Filter with one condition
Add a filter to your query, to limit the result set.
If a snippet doesn't work or you have feedback, please open a GitHub issue.
from weaviate.classes.query import Filter
jeopardy = client.collections.use("JeopardyQuestion")
response = jeopardy.query.fetch_objects(
filters=Filter.by_property("round").equal("Double Jeopardy!"),
limit=3
)
for o in response.objects:
print(o.properties)
Example response
The output is like this:
{
"data": {
"Get": {
"JeopardyQuestion": [
{
"answer": "garage",
"question": "This French word originally meant \"a place where one docks\" a boat, not a car",
"round": "Double Jeopardy!"
},
{
"answer": "Mexico",
"question": "The Colorado River provides much of the border between this country's Baja California Norte & Sonora",
"round": "Double Jeopardy!"
},
{
"answer": "Amy Carter",
"question": "On September 1, 1996 this former first daughter married Jim Wentzel at the Pond House near Plains",
"round": "Double Jeopardy!"
}
]
}
}
}
Filter with multiple conditions
To filter with two or more conditions, use And, Or and Not to define the relationship between the conditions.
If a snippet doesn't work or you have feedback, please open a GitHub issue.
The v4 Python client API provides filtering by any_of, or all_of, as well as using & or | operators.
- Use
any_oforall_offor filtering by any, or all of a list of provided filters. - Use
&or|for filtering by pairs of provided filters.
Filter with & or |
from weaviate.classes.query import Filter
jeopardy = client.collections.use("JeopardyQuestion")

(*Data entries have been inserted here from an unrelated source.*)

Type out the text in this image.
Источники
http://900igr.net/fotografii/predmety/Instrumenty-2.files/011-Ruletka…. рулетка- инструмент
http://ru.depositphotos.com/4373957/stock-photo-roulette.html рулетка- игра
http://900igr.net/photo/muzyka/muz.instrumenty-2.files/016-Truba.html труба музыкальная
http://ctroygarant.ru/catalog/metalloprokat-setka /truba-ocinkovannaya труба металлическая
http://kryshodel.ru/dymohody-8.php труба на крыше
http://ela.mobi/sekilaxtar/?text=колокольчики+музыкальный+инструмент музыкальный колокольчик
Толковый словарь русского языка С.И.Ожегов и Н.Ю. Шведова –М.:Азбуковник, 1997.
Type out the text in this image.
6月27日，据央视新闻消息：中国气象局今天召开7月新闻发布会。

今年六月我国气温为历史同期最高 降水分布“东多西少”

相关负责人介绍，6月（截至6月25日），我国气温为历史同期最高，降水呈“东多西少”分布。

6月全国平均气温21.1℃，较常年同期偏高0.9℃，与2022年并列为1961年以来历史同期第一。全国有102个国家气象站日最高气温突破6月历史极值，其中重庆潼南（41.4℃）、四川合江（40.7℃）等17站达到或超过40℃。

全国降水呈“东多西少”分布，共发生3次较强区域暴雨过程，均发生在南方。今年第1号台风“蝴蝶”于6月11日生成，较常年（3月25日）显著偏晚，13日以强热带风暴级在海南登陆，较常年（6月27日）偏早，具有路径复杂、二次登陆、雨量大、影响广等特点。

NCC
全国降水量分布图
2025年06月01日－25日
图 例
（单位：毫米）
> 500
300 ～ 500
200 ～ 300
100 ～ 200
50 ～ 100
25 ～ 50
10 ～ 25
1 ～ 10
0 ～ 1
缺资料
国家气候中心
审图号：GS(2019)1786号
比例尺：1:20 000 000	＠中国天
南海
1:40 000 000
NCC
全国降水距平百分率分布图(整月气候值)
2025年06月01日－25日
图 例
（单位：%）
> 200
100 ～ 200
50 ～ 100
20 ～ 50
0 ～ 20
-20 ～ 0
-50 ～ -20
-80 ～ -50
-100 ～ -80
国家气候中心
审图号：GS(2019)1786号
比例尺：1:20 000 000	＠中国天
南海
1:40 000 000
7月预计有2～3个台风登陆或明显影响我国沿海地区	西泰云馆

response = jeopardy.query.fetch_objects(
# Use & as AND
# | as OR
filters=(
Filter.by_property("round").equal("Double Jeopardy!") &
Filter.by_property("points").less_than(600) &
Filter.not_(Filter.by_property("answer").equal("Yucatan"))
),
limit=3
)
for o in response.objects:
print(o.properties)
Filter with any of
from weaviate.classes.query import Filter
jeopardy = client.collections.use("JeopardyQuestion")
response = jeopardy.query.fetch_objects(
filters=(
Filter.any_of([ # Combines the below with `|`
Filter.by_property("points").greater_or_equal(700),
Filter.by_property("points").less_than(500),
Filter.by_property("round").equal("Double Jeopardy!"),
])
),
limit=5
)
for o in response.objects:
print(o.properties)
Filter with all of
from weaviate.classes.query import Filter
jeopardy = client.collections.use("JeopardyQuestion")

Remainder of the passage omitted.